À moins que l’État partie à partir duquel une personne doit être transférée, conformément aux dispositions du présent article, ne donne son accord, ladite personne, quelle qu’en soit la nationalité, ne peut pas être poursuivie ou détenue ou soumise à d’autres restrictions à sa liberté de mouvement sur le territoire de l’État auquel elle est transférée à raison d’actes ou condamnations antérieures à son départ du territoire de l’État à partir duquel elle a été transférée.

Art. 14

Toute personne placée en détention ou contre laquelle toute autre mesure est prise ou une procédure est engagée en vertu de la présente Convention se voit garantir un traitement équitable et tous les droits et garanties conformes à la législation de l’État sur le territoire duquel elle se trouve et aux dispositions applicables du droit international, y compris celles qui ont trait aux droits de l’homme.

Art. 15

Les États parties collaborent à la prévention des infractions prévues à l’art. 2, en particulier:

  1. en prenant toutes les mesures possibles, y compris, le cas échéant, en adaptant leur législation interne, afin de prévenir ou contrarier la préparation, sur leurs territoires respectifs, des infractions destinées à être commises à l’intérieur ou à l’extérieur de leurs territoires, notamment des mesures interdisant sur leurs territoires les activités illégales d’individus, de groupes et d’organisations qui encouragent, fomentent, organisent, financent en connaissance de cause ou commettent les infractions visées à l’art. 2;
  2. en échangeant des renseignements exacts et vérifiés en conformité avec les dispositions de leur législation interne et en coordonnant les mesures administratives et autres prises, le cas échéant, afin de prévenir la perpétration des infractions visées à l’art. 2;
  3. le cas échéant, grâce à la recherche-développement portant sur les méthodes de détection d’explosifs et d’autres substances dangereuses pouvant causer la mort ou provoquer des dommages corporels, à des consultations sur l’établissement de normes pour le marquage des explosifs en vue d’en identifier l’origine lors des enquêtes effectuées à la suite d’explosions, à des échanges d’informations relatives aux mesures de prévention, à la coopération et au transfert de technologie, de matériel et de moyens connexes.

Art. 16

L’État partie dans lequel une action pénale a été engagée contre l’auteur présumé de l’infraction en communique, dans les conditions prévues par sa législation interne ou par les procédures applicables, le résultat définitif au Secrétaire général de l’Organisation des Nations Unies, qui en informe les autres États parties.

Art. 17

Les États parties s’acquittent des obligations découlant de la présente Convention dans le respect des principes de l’égalité souveraine et de l’intégrité territoriale des États, ainsi que de celui de la non-ingérence dans les affaires intérieures des autres États.

Art. 18

Aucune disposition de la présente Convention n’habilite un État partie à exercer sur le territoire d’un autre État partie une compétence ou des fonctions qui sont exclusivement réservées aux autorités de cet autre État partie par son droit interne.

Art. 19

Aucune disposition de la présente Convention ne modifie les autres droits, obligations et responsabilités qui découlent pour les États et les individus du droit international, en particulier les buts et principes de la Charte des Nations Unies, et du droit international humanitaire.

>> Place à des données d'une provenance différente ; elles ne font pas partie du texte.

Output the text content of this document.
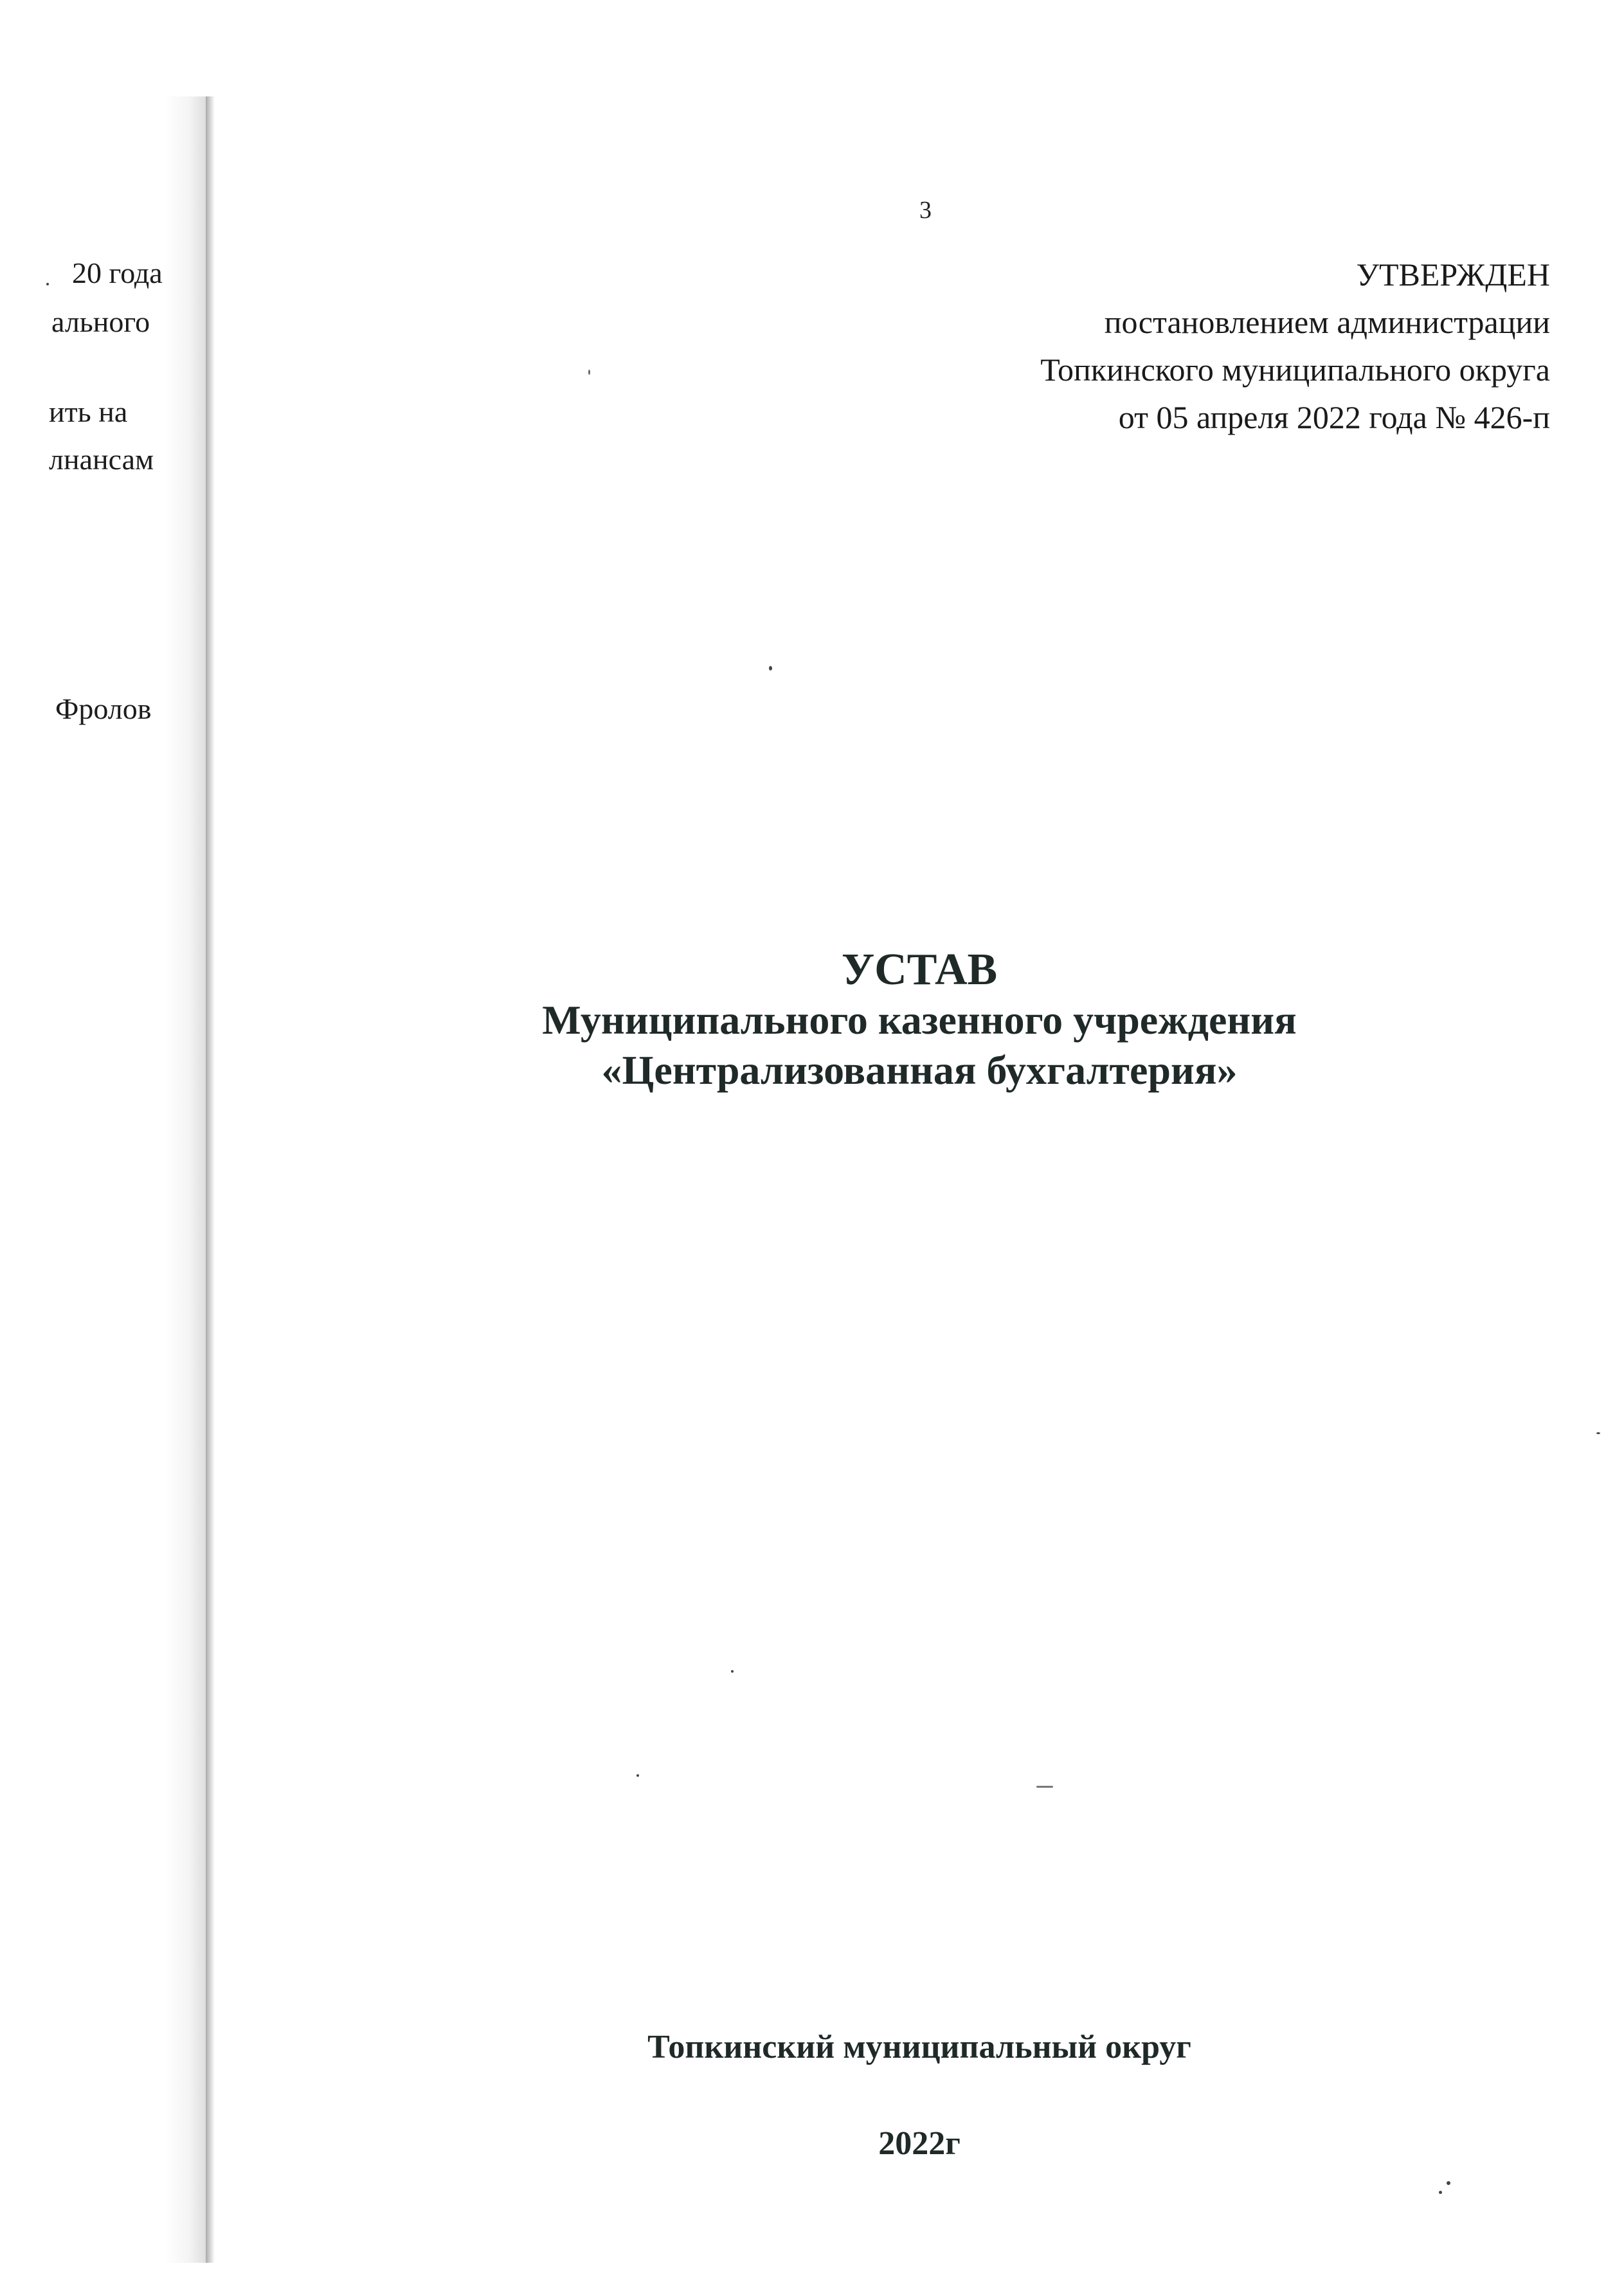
20 года
ального
ить на
лнансам
Фролов
3
УТВЕРЖДЕН
постановлением администрации
Топкинского муниципального округа
от 05 апреля 2022 года № 426-п
УСТАВ
Муниципального казенного учреждения
«Централизованная бухгалтерия»
Топкинский муниципальный округ
2022г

Les activités des forces armées en période de conflit armé, au sens donné à ces termes en droit international humanitaire, qui sont régies par ce droit ne sont pas régies par la présente Convention, et les activités menées par les forces armées d’un État dans l’exercice de leurs fonctions officielles, en tant qu’elles sont régies par d’autres règles de droit international, ne sont pas non plus régies par la présente Convention.

Art. 20

Tout différend entre des États parties concernant l’interprétation ou l’application de la présente Convention qui ne peut pas être réglé par voie de négociation dans un délai raisonnable est soumis à l’arbitrage, à la demande de l’un de ces États. Si, dans les six mois qui suivent la date de la demande d’arbitrage, les parties ne parviennent pas à se mettre d’accord sur l’organisation de l’arbitrage, l’une quelconque d’entre elles peut soumettre le différend à la Cour internationale de Justice, en déposant une requête conformément au Statut de la Cour.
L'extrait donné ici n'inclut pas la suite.